Chapitre VIII
 
     
 
Épisode 031
 
     
 

Carmen agrippa fermement le bras de la grand-mère. La pluie avait cessé, mais les trottoirs étaient glissants. Les deux femmes traversèrent la rue qui jouxtait l’appartement et se dirigèrent vers le parc des Bastions. C’était la promenade habituelle de la grand-mère. Elle aimait déambuler dans ces allées bordées de plates-bandes multicolores. La vieille femme parlait peu. On avait l’impression qu’elle appartenait à un autre monde, un monde lisse qui ondulait sans faire de vagues. Un monde ponctué de tasses de thé servies dans une porcelaine délicate.

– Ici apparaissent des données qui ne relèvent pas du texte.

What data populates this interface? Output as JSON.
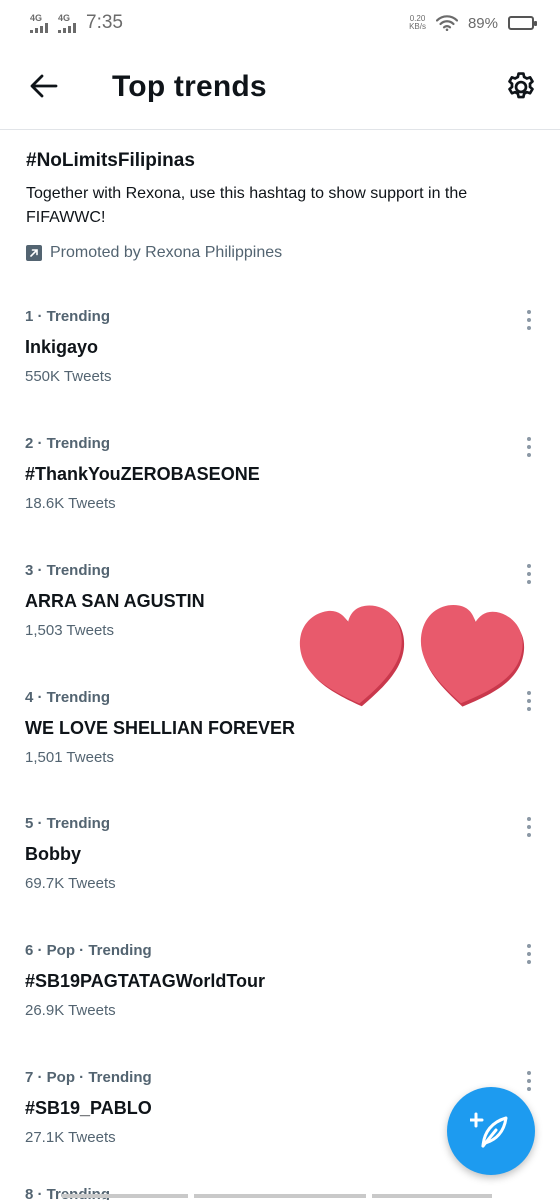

Au fond du parc, près de la pergola, un groupe de jeunes garçons venaient de commencer une partie d’échecs géants. Ils plaisantaient en déplaçant les grosses pièces, esquissant quelques pas de danse avec les cavaliers.

Tout était tellement net. Les montagnes environnantes, d’habitude à peine visible, s’étaient rapprochées et semblaient plonger dans le parc.

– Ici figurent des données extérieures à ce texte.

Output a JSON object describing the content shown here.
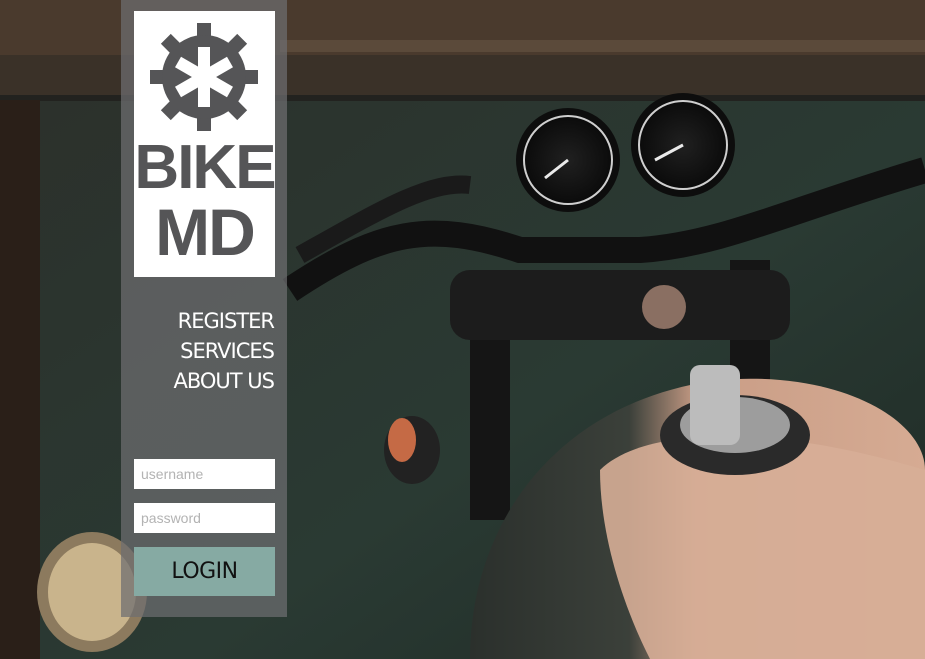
{
  "brand": {
    "line1": "BIKE",
    "line2": "MD",
    "logo_color": "#555557"
  },
  "nav": {
    "items": [
      {
        "label": "REGISTER"
      },
      {
        "label": "SERVICES"
      },
      {
        "label": "ABOUT US"
      }
    ]
  },
  "login": {
    "username_placeholder": "username",
    "password_placeholder": "password",
    "button_label": "LOGIN",
    "button_color": "#86aaa3"
  },
  "background": {
    "subject": "motorcycle-photo"
  }
}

Tout à coup, une silhouette pressée brisa cette harmonie. Carmen se crispa, elle l’avait à peine entrevu, mais elle était sûre que c’était lui. Pourtant Raoul ne mettait jamais des vieux jeans pour sortir. Et surtout, il n’avait pas de blouson en cuir, d’ailleurs il détestait les habits en cuir, il disait que c’était bon pour les pédés. Elle entraîna la grand-mère dans la direction de l’homme, mais il avait déjà disparu, masqué par les buissons.

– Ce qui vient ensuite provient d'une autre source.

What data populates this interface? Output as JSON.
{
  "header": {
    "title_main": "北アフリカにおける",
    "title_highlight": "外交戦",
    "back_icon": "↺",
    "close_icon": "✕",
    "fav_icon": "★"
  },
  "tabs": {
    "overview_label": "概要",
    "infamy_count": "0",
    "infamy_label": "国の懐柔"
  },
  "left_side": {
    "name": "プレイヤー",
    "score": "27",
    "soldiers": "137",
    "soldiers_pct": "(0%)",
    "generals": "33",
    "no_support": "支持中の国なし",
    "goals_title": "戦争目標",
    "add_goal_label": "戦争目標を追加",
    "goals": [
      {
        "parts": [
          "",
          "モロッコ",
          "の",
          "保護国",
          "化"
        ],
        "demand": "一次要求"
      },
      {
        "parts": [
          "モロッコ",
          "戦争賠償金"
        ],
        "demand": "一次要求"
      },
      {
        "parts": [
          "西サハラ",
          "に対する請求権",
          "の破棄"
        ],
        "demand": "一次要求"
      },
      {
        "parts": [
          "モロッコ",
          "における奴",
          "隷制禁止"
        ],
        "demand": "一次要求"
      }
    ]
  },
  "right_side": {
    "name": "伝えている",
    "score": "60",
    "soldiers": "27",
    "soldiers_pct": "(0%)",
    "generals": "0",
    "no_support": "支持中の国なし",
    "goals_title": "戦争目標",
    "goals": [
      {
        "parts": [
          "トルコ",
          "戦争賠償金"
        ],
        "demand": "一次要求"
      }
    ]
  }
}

Raoul s’arrêta à l’ombre d’un rhododendron. Il aimait respirer l’odeur aigre de ces grosses fleurs violettes. Cette partie du parc est tranquille, il ne risquait pas de tomber sur des personnes connues qui s’étonneraient de le voir se balader au milieu de l’après-midi. C’était l’avantage de son travail de larbin. Les horaires souples. Ses copains ne comprenaient pas pourquoi il restait dans l’appartement des femmes, il aurait facilement pu trouver un autre job et se tirer de cette baraque de cinglées. Pourtant, ce boulot de chauffeur lui convenant parfaitement. La voiture surtout. C’était incroyable comme ces lopettes craquaient devant une belle bagnole.

Après l’engueulade avec Carmen, il était parti se calmer au volant de la Mercedes. Il avait roulé, sans but pendant plusieurs heures. Mais son escapade n’avait pas eu l’effet escompté, au contraire. Sa colère avait empiré et il avait atterri dans le parc.

Il lui fallait une nouvelle victime.